# Looking for mid 80's strain



## Grower13 (Jul 13, 2011)

Been researching strains....... trying to find the strain me and my buddies use to smoke in the mid 80's to early 90's......... very consistant........ best pot any of us had ever had before....... would still be very good by todays standards.......... anyway been 20 years since I've seen it........  I thought I might grow some to burn with them........... it would blow their minds to hit it again.

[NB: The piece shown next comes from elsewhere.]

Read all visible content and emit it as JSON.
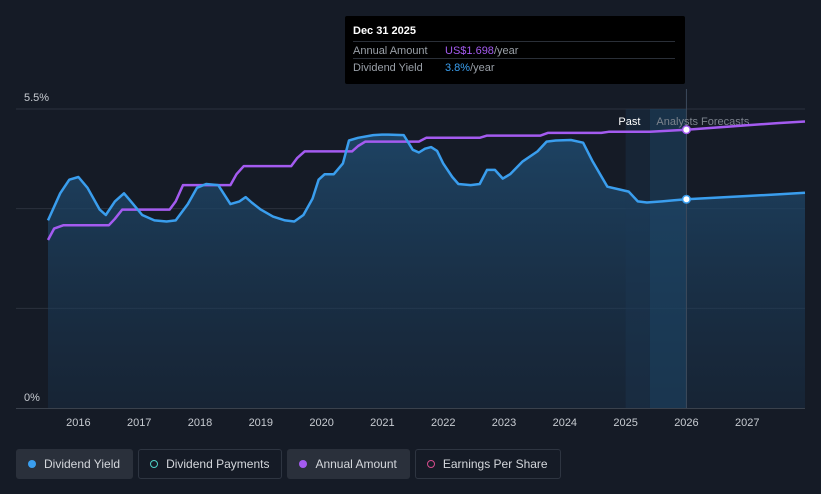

I'm sure they would remember........ at least a couple of them would anyway(lol)........ We called it the "Grunge". So I was thinking maybe if I give a discription just may someone here would know what strain it is.

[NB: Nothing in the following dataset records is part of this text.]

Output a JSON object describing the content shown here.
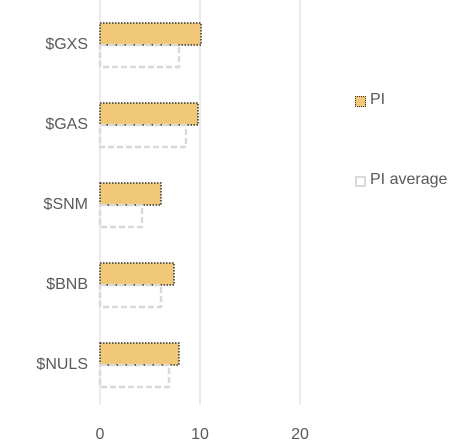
{
  "chart_data": {
    "type": "barh",
    "categories": [
      "$GXS",
      "$GAS",
      "$SNM",
      "$BNB",
      "$NULS"
    ],
    "series": [
      {
        "name": "PI",
        "color": "#f0c878",
        "values": [
          10.1,
          9.8,
          6.1,
          7.4,
          7.9
        ]
      },
      {
        "name": "PI average",
        "color": "#d9d9d9",
        "values": [
          7.9,
          8.6,
          4.2,
          6.1,
          6.9
        ]
      }
    ],
    "xlim": [
      0,
      20
    ],
    "xticks": [
      0,
      10,
      20
    ],
    "grid": true,
    "legend": "right"
  }
}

Light green in color/ Light colored lime
Piney smell with a little skunk(not much skunk or baby poo smell though)
buds were nice nuggets size....... mostly roundish in shape
Had a sour lemon taste 
Smoke stank worse then herb does
very heavy smoke
make you grin ear to ear
none to very litte hair of any color
we would find a  few seeds in it here and there(Hermies I' sure)
I'm sure it was grown in doors........ 1st "high tech" herb any of us ever had........ these growers were a head of there time for sure......... we didn't know it then though.

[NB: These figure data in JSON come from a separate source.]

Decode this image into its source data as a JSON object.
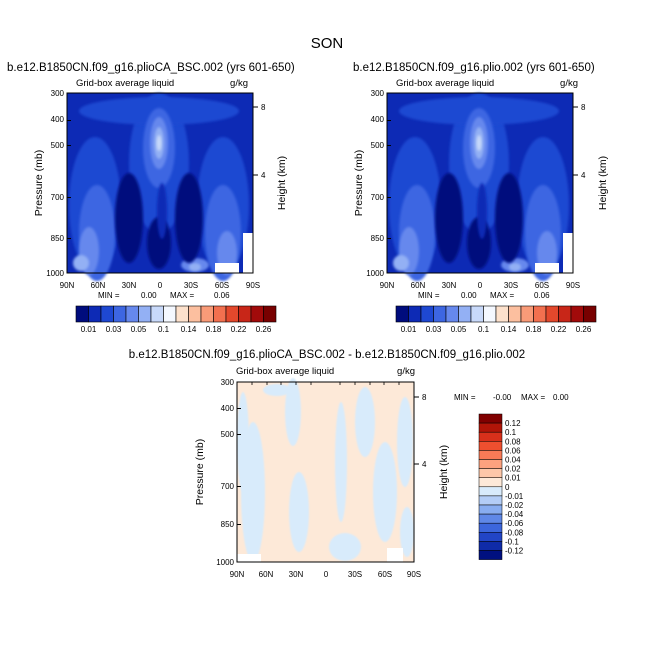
{
  "season": "SON",
  "panels": [
    {
      "id": "left",
      "title": "b.e12.B1850CN.f09_g16.plioCA_BSC.002 (yrs 601-650)",
      "variable": "Grid-box average liquid",
      "units": "g/kg",
      "stats": {
        "min_label": "MIN =",
        "min_value": "0.00",
        "max_label": "MAX =",
        "max_value": "0.06"
      }
    },
    {
      "id": "right",
      "title": "b.e12.B1850CN.f09_g16.plio.002 (yrs 601-650)",
      "variable": "Grid-box average liquid",
      "units": "g/kg",
      "stats": {
        "min_label": "MIN =",
        "min_value": "0.00",
        "max_label": "MAX =",
        "max_value": "0.06"
      }
    },
    {
      "id": "diff",
      "title": "b.e12.B1850CN.f09_g16.plioCA_BSC.002 - b.e12.B1850CN.f09_g16.plio.002",
      "variable": "Grid-box average liquid",
      "units": "g/kg",
      "stats": {
        "min_label": "MIN =",
        "min_value": "-0.00",
        "max_label": "MAX =",
        "max_value": "0.00"
      }
    }
  ],
  "axes": {
    "ylabel": "Pressure (mb)",
    "ylabel_right": "Height (km)",
    "pressure_ticks": [
      "300",
      "400",
      "500",
      "700",
      "850",
      "1000"
    ],
    "pressure_values": [
      300,
      400,
      500,
      700,
      850,
      1000
    ],
    "height_ticks": [
      "8",
      "4"
    ],
    "height_values_km": [
      8,
      4
    ],
    "lat_ticks": [
      "90N",
      "60N",
      "30N",
      "0",
      "30S",
      "60S",
      "90S"
    ],
    "lat_values": [
      90,
      60,
      30,
      0,
      -30,
      -60,
      -90
    ]
  },
  "colorbar_main": {
    "labels": [
      "0.01",
      "0.03",
      "0.05",
      "0.1",
      "0.14",
      "0.18",
      "0.22",
      "0.26"
    ],
    "colors": [
      "#000c7d",
      "#0d2ab5",
      "#1e48d2",
      "#3d66e2",
      "#6688ed",
      "#93b0f4",
      "#c8d9fa",
      "#f4f8ff",
      "#fde1cc",
      "#fcbf9f",
      "#f99b78",
      "#f2704f",
      "#e3482c",
      "#c82618",
      "#a10a0a",
      "#780000"
    ]
  },
  "colorbar_diff": {
    "labels": [
      "0.12",
      "0.1",
      "0.08",
      "0.06",
      "0.04",
      "0.02",
      "0.01",
      "0",
      "-0.01",
      "-0.02",
      "-0.04",
      "-0.06",
      "-0.08",
      "-0.1",
      "-0.12"
    ],
    "colors": [
      "#800000",
      "#b11508",
      "#d8301b",
      "#ee4f2f",
      "#f97a57",
      "#fca27f",
      "#fdc7a9",
      "#fde9d8",
      "#d8ebfb",
      "#b3cdf6",
      "#88adf0",
      "#5f88e7",
      "#3c66dc",
      "#2245c6",
      "#0f2ba8",
      "#001080"
    ]
  },
  "chart_data": [
    {
      "type": "heatmap",
      "title": "b.e12.B1850CN.f09_g16.plioCA_BSC.002 (yrs 601-650)",
      "subtitle": "Grid-box average liquid (g/kg)",
      "xlabel": "",
      "ylabel": "Pressure (mb)",
      "ylabel_right": "Height (km)",
      "xlim": [
        90,
        -90
      ],
      "ylim": [
        1000,
        300
      ],
      "min": 0.0,
      "max": 0.06,
      "features": [
        {
          "lat": 2,
          "p": 500,
          "value": 0.06,
          "desc": "tropical maximum"
        },
        {
          "lat": 50,
          "p": 780,
          "value": 0.03
        },
        {
          "lat": -50,
          "p": 780,
          "value": 0.03
        },
        {
          "lat": 75,
          "p": 950,
          "value": 0.05
        },
        {
          "lat": -25,
          "p": 980,
          "value": 0.04
        }
      ]
    },
    {
      "type": "heatmap",
      "title": "b.e12.B1850CN.f09_g16.plio.002 (yrs 601-650)",
      "subtitle": "Grid-box average liquid (g/kg)",
      "xlabel": "",
      "ylabel": "Pressure (mb)",
      "ylabel_right": "Height (km)",
      "xlim": [
        90,
        -90
      ],
      "ylim": [
        1000,
        300
      ],
      "min": 0.0,
      "max": 0.06,
      "features": [
        {
          "lat": 2,
          "p": 500,
          "value": 0.06,
          "desc": "tropical maximum"
        },
        {
          "lat": 50,
          "p": 780,
          "value": 0.03
        },
        {
          "lat": -50,
          "p": 780,
          "value": 0.03
        },
        {
          "lat": 75,
          "p": 950,
          "value": 0.05
        },
        {
          "lat": -25,
          "p": 980,
          "value": 0.04
        }
      ]
    },
    {
      "type": "heatmap",
      "title": "b.e12.B1850CN.f09_g16.plioCA_BSC.002 - b.e12.B1850CN.f09_g16.plio.002",
      "subtitle": "Grid-box average liquid (g/kg)",
      "xlabel": "",
      "ylabel": "Pressure (mb)",
      "ylabel_right": "Height (km)",
      "xlim": [
        90,
        -90
      ],
      "ylim": [
        1000,
        300
      ],
      "min": -0.0,
      "max": 0.0,
      "features": [
        {
          "lat": 60,
          "p": 650,
          "value": -0.005
        },
        {
          "lat": 5,
          "p": 600,
          "value": 0.005
        },
        {
          "lat": -40,
          "p": 700,
          "value": -0.005
        }
      ]
    }
  ]
}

Thanks in advance for your thoughts about the strain........ would love to maybe do a grow journal with it for yall.


----------



## nvthis (Jul 14, 2011)

Well, I suppose unless somebody remembers the actual name.. Good luck buddy.


----------



## Menimeth (Jul 16, 2011)

It sounds alot like what we called wahakin (don't know how to spell it) back in the late 70s and early 80s, but i doubt that is the strain name.


----------



## powerplanter (Jul 18, 2011)

Kinda sounds like Northern Lights.


----------



## ozzydiodude (Jul 18, 2011)

:huh: sound like dad's home grown


----------



## Mutt (Jul 18, 2011)

ozzydiodude said:
			
		

> :huh: sound like dad's home grown



my thoughts exactly. he just described about 30 different strains....except the baby poo smell....I have a kid...baby poo smell is like the colors of the rainbow...it was what ever momma ate in combination with whatever gerber put out that day (gerber green beans and momma eating mustard base BBQ hash is the worst).  it never ended well  If weed smelled like that...i'd have to quit toking for self preservation :holysheep:

hey bud...the same "base" landraces have created all the smoke you see on the net now. with add ons here and their. you will find better then the mid 80's. yes their were the golden grails of those times...but most are lost forever. their are new ones out


----------